On the other hand, firms are not affected in their productivity by city shape. Compact cities are just as productive, and compactness appears to be a pure consumption amenity. Now, you may worry that compact cities are systematically different from others in some dimension other than geometry. What if these more compact cities are also more successful, more developed cities that consumers like for reasons that are just correlated with geometry, but have nothing to do with it? To address the fact that these confounding factors might be biasing my results, I’m not simply making a crude comparison between compact and non-compact cities in my analysis. I look at what happens when a given city becomes less compact as a result of hitting some topographic obstacle, like a mountain or a lake, as it expands in space. What I find is that when a city ends up with a worse geometry because of hitting some geographic constraints, its population growth slows down, and housing rents and local wages tend to decrease.

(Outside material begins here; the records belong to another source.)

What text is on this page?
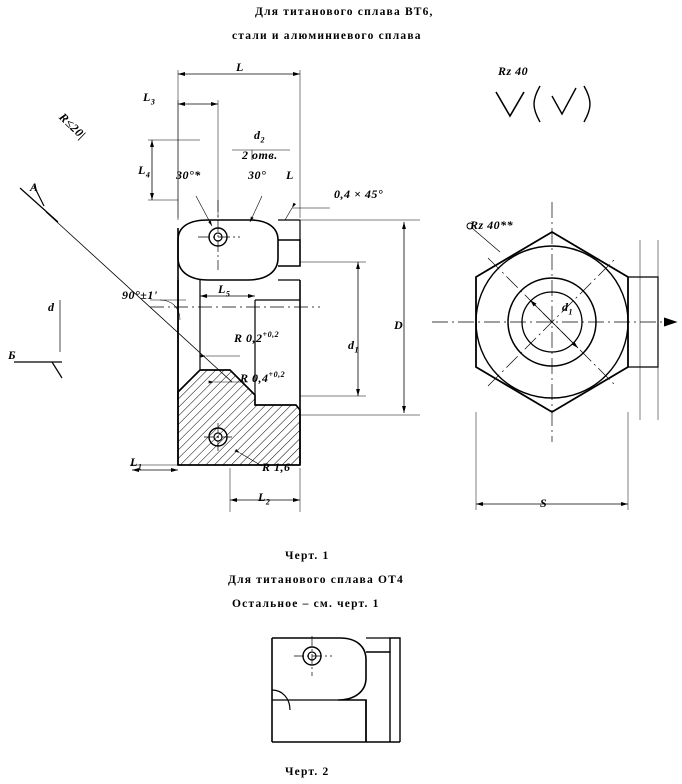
Для титанового сплава ВТ6,
стали и алюминиевого сплава
Rz 40
L
$L_3$
$L_4$
$d_2$
2 отв.
30°*	30° L
0,4 × 45°
$L_5$
90°±1'
R≤20|
А
Б
d
R $0,2^{+0,2}$
R $0,4^{+0,2}$
R 1,6
$L_1$
$L_2$
$d_1$
D
Rz 40**
$d_1$
S
Черт. 1
Для титанового сплава ОТ4
Остальное – см. черт. 1
Черт. 2
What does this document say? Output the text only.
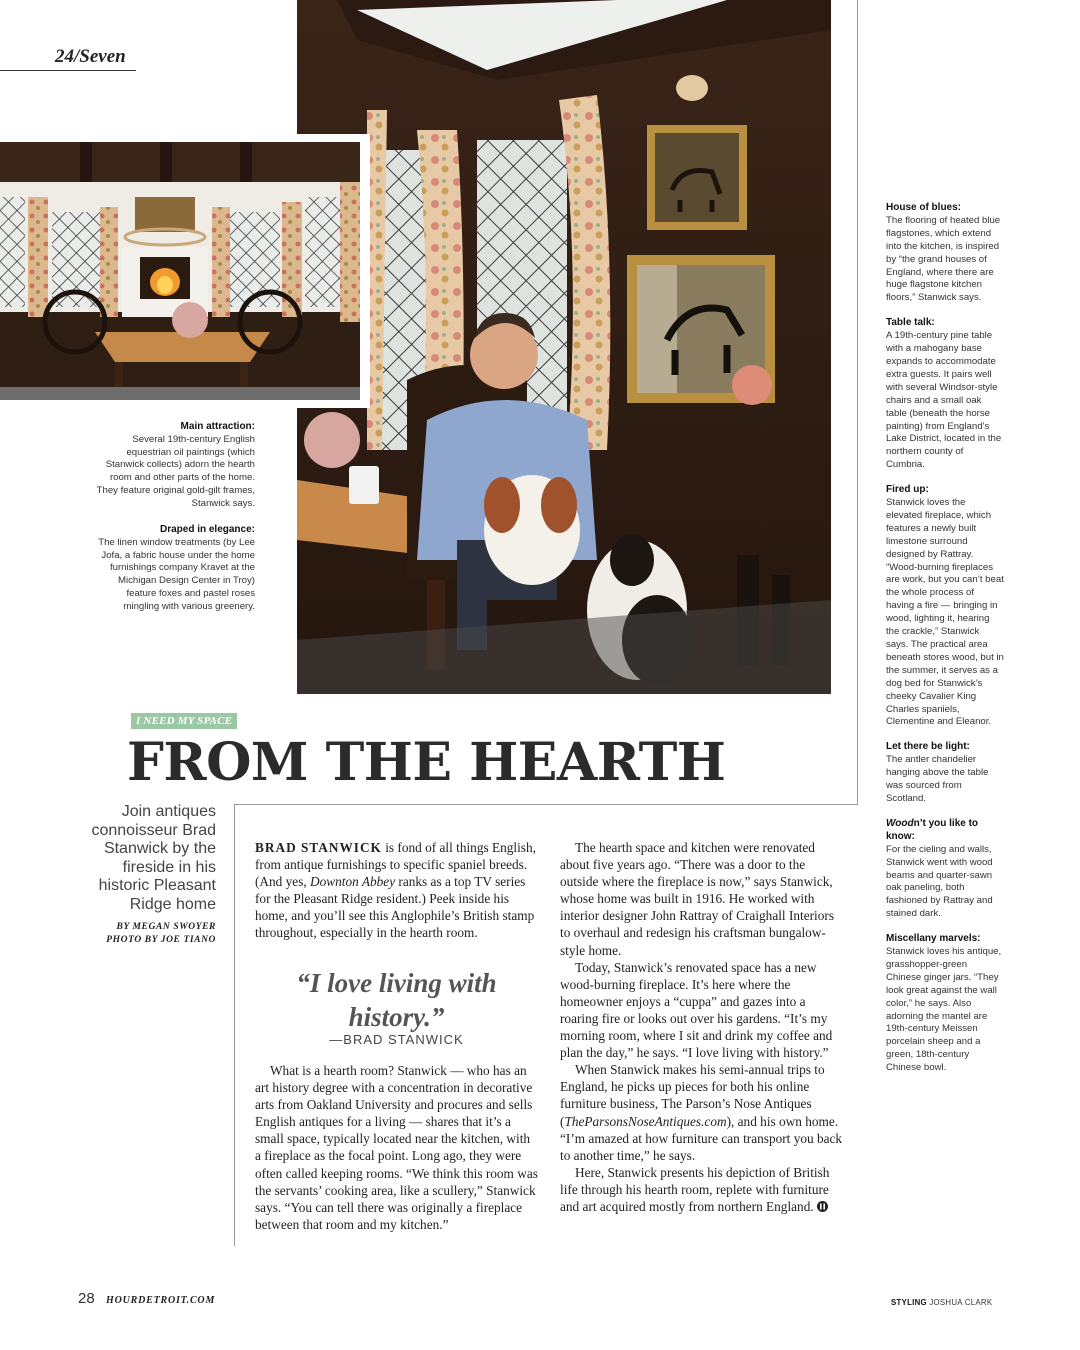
24/Seven
Main attraction:
Several 19th-century English equestrian oil paintings (which Stanwick collects) adorn the hearth room and other parts of the home. They feature original gold-gilt frames, Stanwick says.
Draped in elegance:
The linen window treatments (by Lee Jofa, a fabric house under the home furnishings company Kravet at the Michigan Design Center in Troy) feature foxes and pastel roses mingling with various greenery.
House of blues:
The flooring of heated blue flagstones, which extend into the kitchen, is inspired by “the grand houses of England, where there are huge flagstone kitchen floors,” Stanwick says.
Table talk:
A 19th-century pine table with a mahogany base expands to accommodate extra guests. It pairs well with several Windsor-style chairs and a small oak table (beneath the horse painting) from England’s Lake District, located in the northern county of Cumbria.
Fired up:
Stanwick loves the elevated fireplace, which features a newly built limestone surround designed by Rattray. “Wood-burning fireplaces are work, but you can’t beat the whole process of having a fire — bringing in wood, lighting it, hearing the crackle,” Stanwick says. The practical area beneath stores wood, but in the summer, it serves as a dog bed for Stanwick’s cheeky Cavalier King Charles spaniels, Clementine and Eleanor.
Let there be light:
The antler chandelier hanging above the table was sourced from Scotland.
Woodn’t you like to know:
For the cieling and walls, Stanwick went with wood beams and quarter-sawn oak paneling, both fashioned by Rattray and stained dark.
Miscellany marvels:
Stanwick loves his antique, grasshopper-green Chinese ginger jars. “They look great against the wall color,” he says. Also adorning the mantel are 19th-century Meissen porcelain sheep and a green, 18th-century Chinese bowl.
I NEED MY SPACE
FROM THE HEARTH
Join antiques connoisseur Brad Stanwick by the fireside in his historic Pleasant Ridge home
BY MEGAN SWOYER
PHOTO BY JOE TIANO

BRAD STANWICK is fond of all things English, from antique furnishings to specific spaniel breeds. (And yes, Downton Abbey ranks as a top TV series for the Pleasant Ridge resident.) Peek inside his home, and you’ll see this Anglophile’s British stamp throughout, especially in the hearth room.

“I love living with history.”
—BRAD STANWICK

What is a hearth room? Stanwick — who has an art history degree with a concentration in decorative arts from Oakland University and procures and sells English antiques for a living — shares that it’s a small space, typically located near the kitchen, with a fireplace as the focal point. Long ago, they were often called keeping rooms. “We think this room was the servants’ cooking area, like a scullery,” Stanwick says. “You can tell there was originally a fireplace between that room and my kitchen.”

The hearth space and kitchen were renovated about five years ago. “There was a door to the outside where the fireplace is now,” says Stanwick, whose home was built in 1916. He worked with interior designer John Rattray of Craighall Interiors to overhaul and redesign his craftsman bungalow-style home.

Today, Stanwick’s renovated space has a new wood-burning fireplace. It’s here where the homeowner enjoys a “cuppa” and gazes into a roaring fire or looks out over his gardens. “It’s my morning room, where I sit and drink my coffee and plan the day,” he says. “I love living with history.”

When Stanwick makes his semi-annual trips to England, he picks up pieces for both his online furniture business, The Parson’s Nose Antiques (TheParsonsNoseAntiques.com), and his own home. “I’m amazed at how furniture can transport you back to another time,” he says.

Here, Stanwick presents his depiction of British life through his hearth room, replete with furniture and art acquired mostly from northern England.

28 HOURDETROIT.COM	STYLING JOSHUA CLARK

Growing up Versus Growing Out

India is predicted to urbanize very rapidly in the next decades, and local policy makers need options to accommodate this urban growth. My findings suggest that accommodating this urban expansion in a more or less compact way can have potentially relevant implications for household welfare and urbanization patterns. Clearly, not all cities can be circular due to topography. In fact, at a descriptive level, one of the patterns that I find is that cities tend to become less and less compact over time as they expand. But there is room for land-use regulations to promote more or less compact development. As an example of this, in my work, I consider a regulatory tool that is quite controversial in India right now – vertical limits. These are restrictions on building heights that in India are considered very strict, relative to international standards. A lot of commentators and local policy makers are concerned that these stringent vertical limits are inducing sprawl and making cities spread out more. What I find is that cities that have more restrictive building height regulations end up having footprints that are not only larger but also less compact relative to what their topography and predicted growth would suggest. Relaxing these constraints would be a way at least to slow down the deterioration in city shape that city growth entails.

A second policy implication could be related to investments in urban infrastructure. One of my findings is that that negative consequences of bad city geometry are more pronounced in cities that have a poor road network. So, providing road infrastructure might be a way to compensate consumers for the poor shape of the city that they live in.

Digging Deeper into the Data

So far in my research, I have looked at city-level aggregate outcomes and compared the outlines of cities, looking at cross-city comparisons. What I’d like to do next is take this to a more disaggregated level and look at what happens within cities, look at the internal structure of cities. As a follow up to this project, it would be important to understand who bears the costs of longer commutes in cities that are not compact. What categories of consumers are affected the most? Perhaps it is low-income households that don’t have access to individual transportation. What consequences, if any, does city shape have on residential patterns, and in particular, residential segregation by socio-economic status? Are some kinds of city shapes more conducive to segregation and others more conductive to integration?